Saturday, May 05, 2007

Winsor McCay


We decided this morning to shift some sessions around at the IASD conference in Sonoma in June and I won't do the paper on Dead of Night, etc. after all, though it's still the basic idea for a chapter in a book, and I might do it in Lincoln UK in September. Instead we're moving my Winsor McCay talk into that session. I don't think I posted my proposal for it here:


Winsor McCay: An American Artist in Slumberland

Winsor McCay (1867-1934) created not one but two of the most influential of all instances of dream art: Dreams of the Rarebit Fiend and Little Nemo in Slumberland, which ran concurrently in American newspapers from approximately 1903 to 1914. Their astonishing and often radically anti-authoritarian celebration of the bizarre and grotesque, barely masking violent and sexual material beneath the surface, reflects the same cultural concerns we see in the contemporary rise of psychoanalysis and rapid growth of cinema as a popular art form.
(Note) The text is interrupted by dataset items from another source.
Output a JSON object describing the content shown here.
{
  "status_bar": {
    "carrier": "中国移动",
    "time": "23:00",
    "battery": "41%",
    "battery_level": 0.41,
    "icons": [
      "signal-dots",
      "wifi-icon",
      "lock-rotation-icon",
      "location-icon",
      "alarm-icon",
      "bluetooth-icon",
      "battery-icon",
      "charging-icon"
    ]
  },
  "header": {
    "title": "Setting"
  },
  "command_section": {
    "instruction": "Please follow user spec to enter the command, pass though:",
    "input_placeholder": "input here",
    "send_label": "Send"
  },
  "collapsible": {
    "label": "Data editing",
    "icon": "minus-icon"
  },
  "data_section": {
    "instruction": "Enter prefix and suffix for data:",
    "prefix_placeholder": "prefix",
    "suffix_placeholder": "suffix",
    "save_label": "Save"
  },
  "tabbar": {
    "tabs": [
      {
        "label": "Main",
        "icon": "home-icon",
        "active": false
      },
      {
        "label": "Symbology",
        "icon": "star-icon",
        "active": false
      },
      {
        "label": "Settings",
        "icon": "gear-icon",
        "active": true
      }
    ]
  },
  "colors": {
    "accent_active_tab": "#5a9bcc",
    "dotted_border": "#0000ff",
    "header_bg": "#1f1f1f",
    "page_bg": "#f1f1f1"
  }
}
In this presentation, participants will analyze and discuss selected McCay strips to isolate the key stylistic features and psychological concerns characteristic of McCay’s cartoons and thus of his distinctive stance as an under-recognized American artist. For this purpose, we’ll focus on Dreams of the Rarebit Fiend: each strip economically represents a single nightmare, so a dominant metaphor, anxiety, or theme may be identified in each one. On the basis of our analysis of these two influential strips, we’ll consider McCay’s early contributions to the American animated cartoon tradition, arguing one significant thesis: the comic cartoon tradition built on inspiration from McCay’s early work in taking mutability as its defining convention and metamorphosis as its outstanding trope. Although mutability of image seems an inherently available feature of animated drawing, the realist tradition rejected it, while cartoonists like Max Fleischer (Betty Boop) and Chuck Jones (Bugs Bunny) took up the example of McCay’s authentic dream aesthetic.

So what I'll work on in St. Mary's while teaching the class May 14-June 1 is the chapter I have to do for the book on dreams and education, the McCay talk, which I'll supplement with work at the LoC when I get back, and randomly revising old poems.